Nathan Magee, the chair of the physics department at the College of New Jersey (TCNJ), was contacted to inspect the rock after Hopewell Township police responded to the discovery. The rock was originally found on May 8, and confirmation that it was indeed a meteorite came just a few days later, on May 11.
Chondrites are believed to make up 85 percent of meteorites found on Earth. These primitive rocks have been found all over the world, though it is rare for a meteorite like this to crash into a populated area, as most of these meteorites have been uncovered in more remote regions like Antarctica.
The meteorite measures roughly six inches long by four inches wide, according to AP. The rock is a notable exception to the way chondrites are usually discovered, as this meteorite punched a hole through the ceiling of a house in Hopewell Township, dented the floorboard where it landed, and was still warm when it was discovered in one of the occupants’ bedrooms.

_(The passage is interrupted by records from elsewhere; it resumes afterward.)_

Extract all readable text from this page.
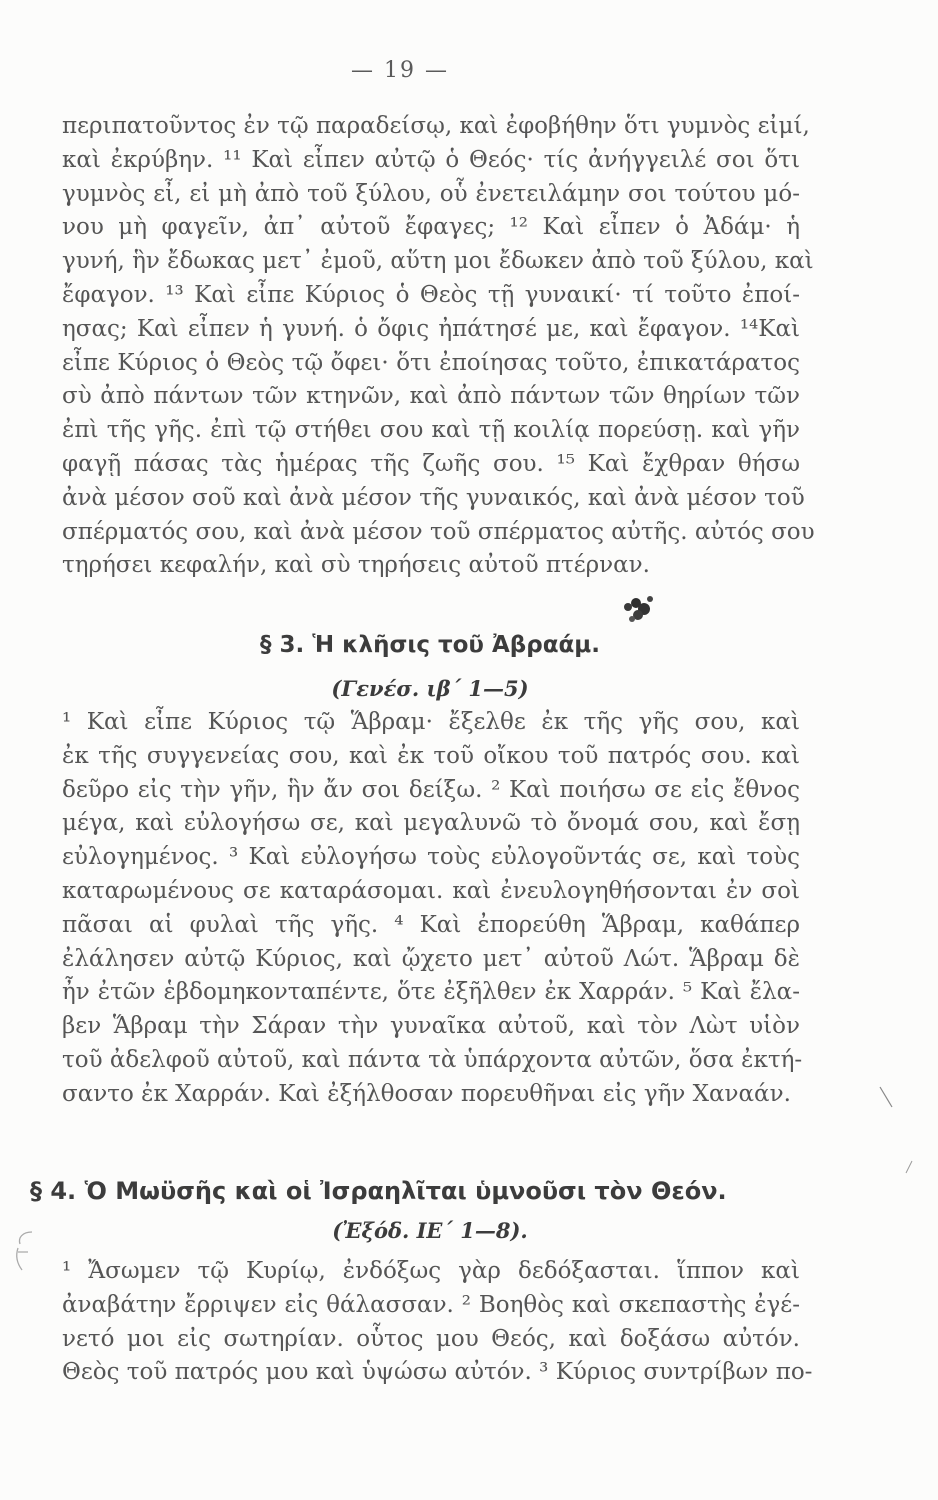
— 19 —
περιπατοῦντος ἐν τῷ παραδείσῳ, καὶ ἐφοβήθην ὅτι γυμνὸς εἰμί,
καὶ ἐκρύβην. ¹¹ Καὶ εἶπεν αὐτῷ ὁ Θεός· τίς ἀνήγγειλέ σοι ὅτι
γυμνὸς εἶ, εἰ μὴ ἀπὸ τοῦ ξύλου, οὗ ἐνετειλάμην σοι τούτου μό-
νου μὴ φαγεῖν, ἀπ᾽ αὐτοῦ ἔφαγες; ¹² Καὶ εἶπεν ὁ Ἀδάμ· ἡ
γυνή, ἣν ἔδωκας μετ᾽ ἐμοῦ, αὕτη μοι ἔδωκεν ἀπὸ τοῦ ξύλου, καὶ
ἔφαγον. ¹³ Καὶ εἶπε Κύριος ὁ Θεὸς τῇ γυναικί· τί τοῦτο ἐποί-
ησας; Καὶ εἶπεν ἡ γυνή. ὁ ὄφις ἠπάτησέ με, καὶ ἔφαγον. ¹⁴Καὶ
εἶπε Κύριος ὁ Θεὸς τῷ ὄφει· ὅτι ἐποίησας τοῦτο, ἐπικατάρατος
σὺ ἀπὸ πάντων τῶν κτηνῶν, καὶ ἀπὸ πάντων τῶν θηρίων τῶν
ἐπὶ τῆς γῆς. ἐπὶ τῷ στήθει σου καὶ τῇ κοιλίᾳ πορεύσῃ. καὶ γῆν
φαγῇ πάσας τὰς ἡμέρας τῆς ζωῆς σου. ¹⁵ Καὶ ἔχθραν θήσω
ἀνὰ μέσον σοῦ καὶ ἀνὰ μέσον τῆς γυναικός, καὶ ἀνὰ μέσον τοῦ
σπέρματός σου, καὶ ἀνὰ μέσον τοῦ σπέρματος αὐτῆς. αὐτός σου
τηρήσει κεφαλήν, καὶ σὺ τηρήσεις αὐτοῦ πτέρναν.
§ 3. Ἡ κλῆσις τοῦ Ἀβραάμ.
(Γενέσ. ιβ΄ 1—5)
¹ Καὶ εἶπε Κύριος τῷ Ἅβραμ· ἔξελθε ἐκ τῆς γῆς σου, καὶ
ἐκ τῆς συγγενείας σου, καὶ ἐκ τοῦ οἴκου τοῦ πατρός σου. καὶ
δεῦρο εἰς τὴν γῆν, ἣν ἄν σοι δείξω. ² Καὶ ποιήσω σε εἰς ἔθνος
μέγα, καὶ εὐλογήσω σε, καὶ μεγαλυνῶ τὸ ὄνομά σου, καὶ ἔσῃ
εὐλογημένος. ³ Καὶ εὐλογήσω τοὺς εὐλογοῦντάς σε, καὶ τοὺς
καταρωμένους σε καταράσομαι. καὶ ἐνευλογηθήσονται ἐν σοὶ
πᾶσαι αἱ φυλαὶ τῆς γῆς. ⁴ Καὶ ἐπορεύθη Ἅβραμ, καθάπερ
ἐλάλησεν αὐτῷ Κύριος, καὶ ᾤχετο μετ᾽ αὐτοῦ Λώτ. Ἅβραμ δὲ
ἦν ἐτῶν ἑβδομηκονταπέντε, ὅτε ἐξῆλθεν ἐκ Χαρράν. ⁵ Καὶ ἔλα-
βεν Ἅβραμ τὴν Σάραν τὴν γυναῖκα αὐτοῦ, καὶ τὸν Λὼτ υἱὸν
τοῦ ἀδελφοῦ αὐτοῦ, καὶ πάντα τὰ ὑπάρχοντα αὐτῶν, ὅσα ἐκτή-
σαντο ἐκ Χαρράν. Καὶ ἐξήλθοσαν πορευθῆναι εἰς γῆν Χαναάν.
§ 4. Ὁ Μωϋσῆς καὶ οἱ Ἰσραηλῖται ὑμνοῦσι τὸν Θεόν.
(Ἐξόδ. ΙΕ΄ 1—8).
¹ Ἄσωμεν τῷ Κυρίῳ, ἐνδόξως γὰρ δεδόξασται. ἵππον καὶ
ἀναβάτην ἔρριψεν εἰς θάλασσαν. ² Βοηθὸς καὶ σκεπαστὴς ἐγέ-
νετό μοι εἰς σωτηρίαν. οὗτος μου Θεός, καὶ δοξάσω αὐτόν.
Θεὸς τοῦ πατρός μου καὶ ὑψώσω αὐτόν. ³ Κύριος συντρίβων πο-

Because of its age, the rare meteorite is believed to have existed since the beginning of our solar system. As such, it could represent some of the fragments of our solar system’s creation. Scientists could, therefore, learn a bit about the origin of life on Earth and how our solar system was birthed by studying the rock, its makeup, and any other data they can pull from it.
Unfortunately, due to the heat that the rock endured both in space and entering Earth’s atmosphere, the rock’s surface has been heavily altered, and it is challenging to make up the individual grains of the rock’s makeup. Still, it is quite the discovery.